In 1993 Fleury participated in the curated portion of the 45th Venice Biennale. In the roaming section curated by Benjamin Weil, she had 3 models walking throughout Venice wearing reproductions of Yves Saint Laurent's Piet Mondrian dress.

Critics have labeled her work "post-appropriationist", and her books The Art of Survival, First Spaceship on Venus and Other Vehicles, and Parkett #58 (with Jason Rhoades and James Rosenquist), have been featured internationally. In 2015, she won the Prix de la Société des arts de Genève.

Fleury's work is in the collections of the Museum of Modern Art, the Museum der Moderne Salzburg, and the ZKM Center for Art and Media Karlsruhe.

== Publications ==
- Sylvie Fleury – The Art of Survival.
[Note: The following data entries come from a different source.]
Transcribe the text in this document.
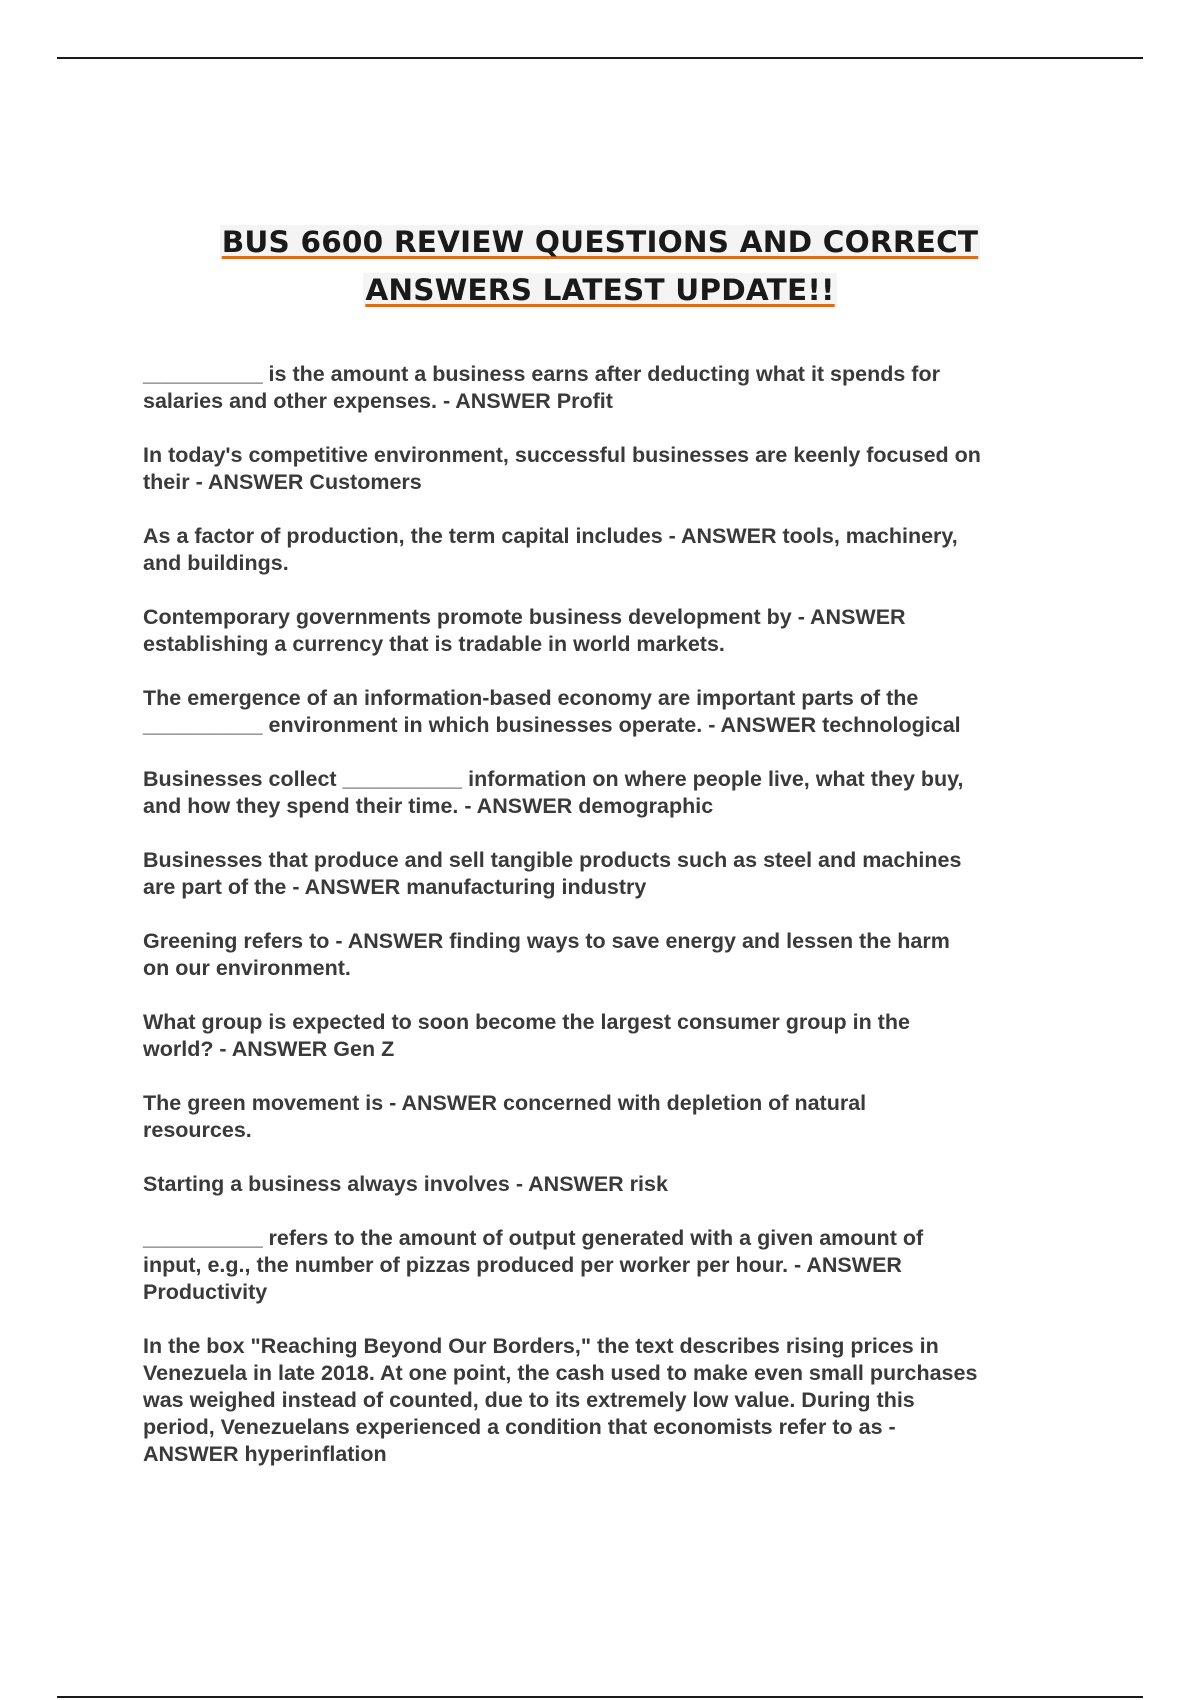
BUS 6600 REVIEW QUESTIONS AND CORRECT
ANSWERS LATEST UPDATE!!

__________ is the amount a business earns after deducting what it spends for
salaries and other expenses. - ANSWER Profit

In today's competitive environment, successful businesses are keenly focused on
their - ANSWER Customers

As a factor of production, the term capital includes - ANSWER tools, machinery,
and buildings.

Contemporary governments promote business development by - ANSWER
establishing a currency that is tradable in world markets.

The emergence of an information-based economy are important parts of the
__________ environment in which businesses operate. - ANSWER technological

Businesses collect __________ information on where people live, what they buy,
and how they spend their time. - ANSWER demographic

Businesses that produce and sell tangible products such as steel and machines
are part of the - ANSWER manufacturing industry

Greening refers to - ANSWER finding ways to save energy and lessen the harm
on our environment.

What group is expected to soon become the largest consumer group in the
world? - ANSWER Gen Z

The green movement is - ANSWER concerned with depletion of natural
resources.

Starting a business always involves - ANSWER risk

__________ refers to the amount of output generated with a given amount of
input, e.g., the number of pizzas produced per worker per hour. - ANSWER
Productivity

In the box "Reaching Beyond Our Borders," the text describes rising prices in
Venezuela in late 2018. At one point, the cash used to make even small purchases
was weighed instead of counted, due to its extremely low value. During this
period, Venezuelans experienced a condition that economists refer to as -
ANSWER hyperinflation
Neue Galerie Graz, Graz 1993.
- Sylvie Fleury: Sylvie Fleury. Hatje Cantz, Ostfildern-Ruit 1999, ISBN 978-3-89322-973-4.
- Götz Adriani (Hrsg.): Sylvie Fleury – 49000. Hatje Cantz, Ostfildern-Ruit, 2001.
- Centre of Attraction. 8th Baltic Triennale. Bd. 1, Revolver, Frankfurt am Main 2003, ISBN 978-3-936919-87-5.
- Elke Kania u. a.: The Sublime is Now! Das Erhabene in der zeitgenössischen Kunst. Museum Franz Gertsch, Burgdorf/Schweiz 2006.
- Sylvie Fleury. CAC Málaga, Centro de Arte Contemporáneo de Málaga. Málaga 2011, ISBN 978-84-96159-95-2.